Em boa verdade, também não nos sobra muito tempo para discutirmos trabalho fora do trabalho. Apesar de os nosso filhos irem sendo cada vez mais autónomos, ainda temos todos demasiado gozo em partilhar uns com os outros aquilo que é verdadeiramente nosso para estarmos a meter estranhos lá pelo meio. As nossas horas de refeições são momentos de partilha do quotidiano e, curiosamente, nestas alturas sempre relevamos mais os sentimentos que os acontecimentos. O que nos interessa saber e discutir é o que fomos sentindo ao longo do dia, a forma como fomos lidando com as pequenas e grandes questões quotidianas, como fomos conseguindo, mais ou menos, ir superando desafios. No final, o que importa mesmo não é o que aconteceu com a pessoa a ou b, mas o que aconteceu connosco.

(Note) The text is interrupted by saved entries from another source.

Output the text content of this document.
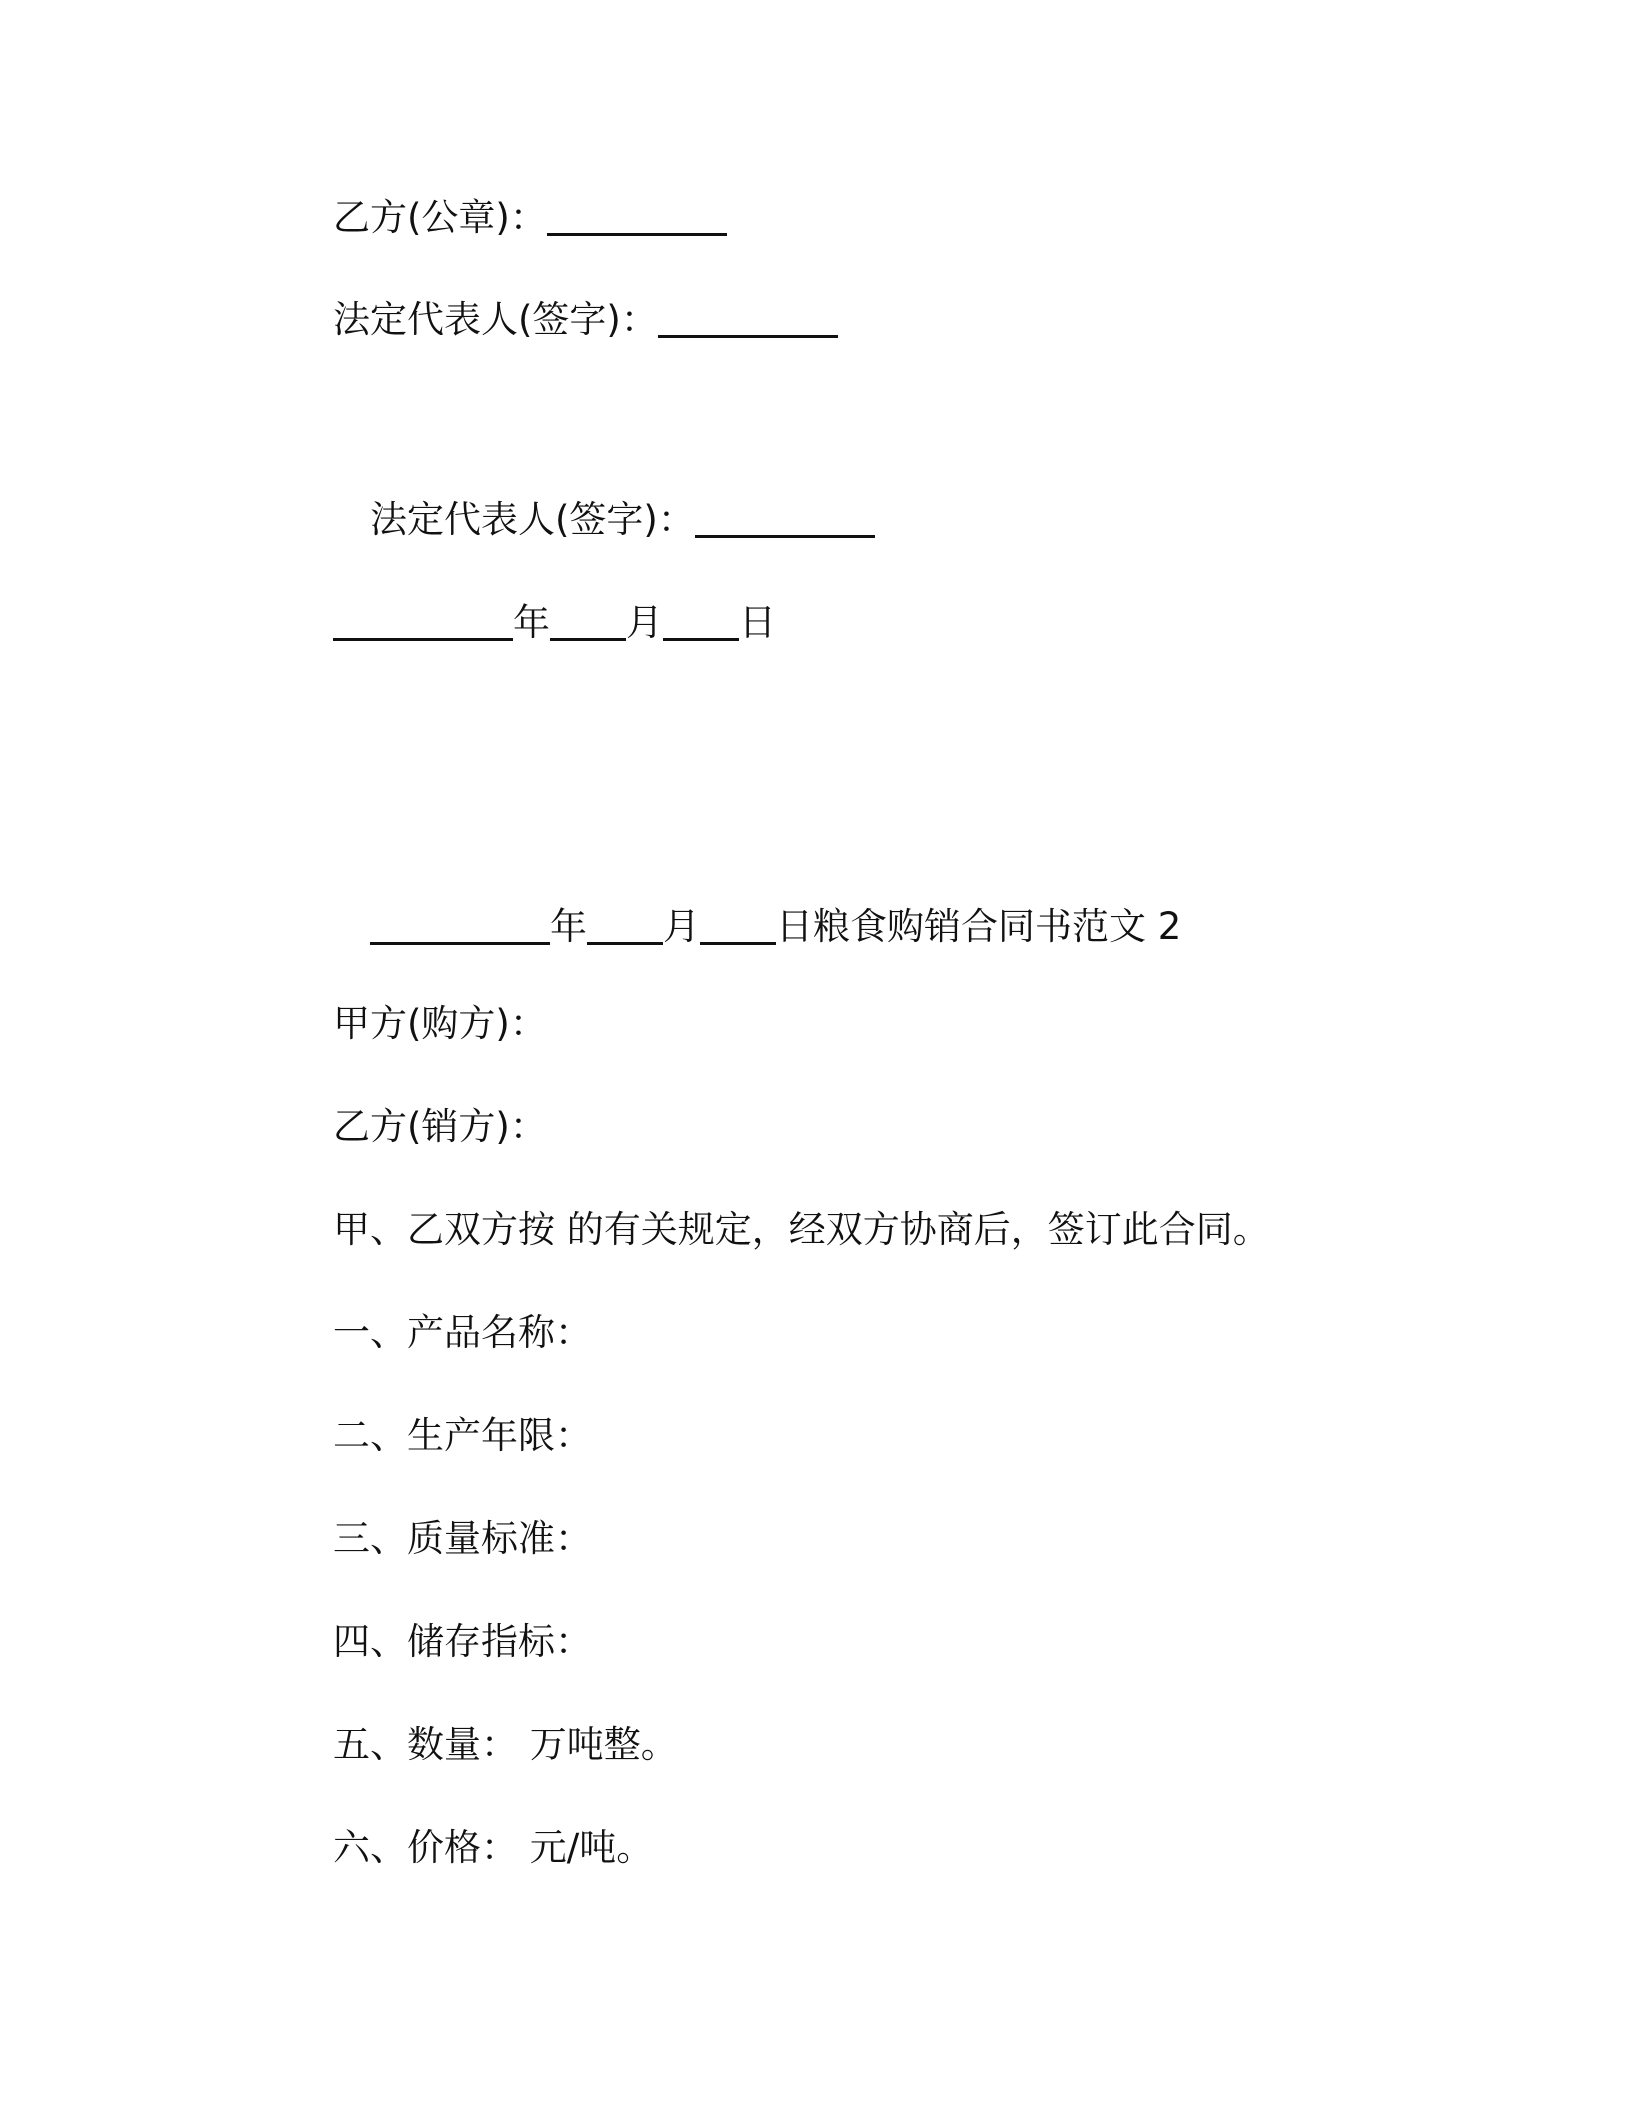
乙方(公章)：
法定代表人(签字)：
法定代表人(签字)：
年 月 日
年 月 日粮食购销合同书范文 2
甲方(购方)：
乙方(销方)：
甲、乙双方按 的有关规定，经双方协商后，签订此合同。
一、产品名称：
二、生产年限：
三、质量标准：
四、储存指标：
五、数量： 万吨整。
六、价格： 元/吨。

Agora, no entanto, acabadas as aulas, (quase) acabados os exames, abrandando o trabalho, já começa a cheirar a Afife. E Afife quer dizer um tempo só para nós, para as nossas loucuras, para as nossas brincadeiras e chatices e mornices e passeios e churrascos e piscinas e dolce fare niente, que nos é tão querido.
E vai sendo também o nosso tempo, um tempo a dois, feito de noites cada vez mais longas, de passeios à beira mar, de conversas cada vez mais nossas, recheadas de coisa nenhuma, que nos revigoram a paixão e aprofundam a identidade de onde brota o amor.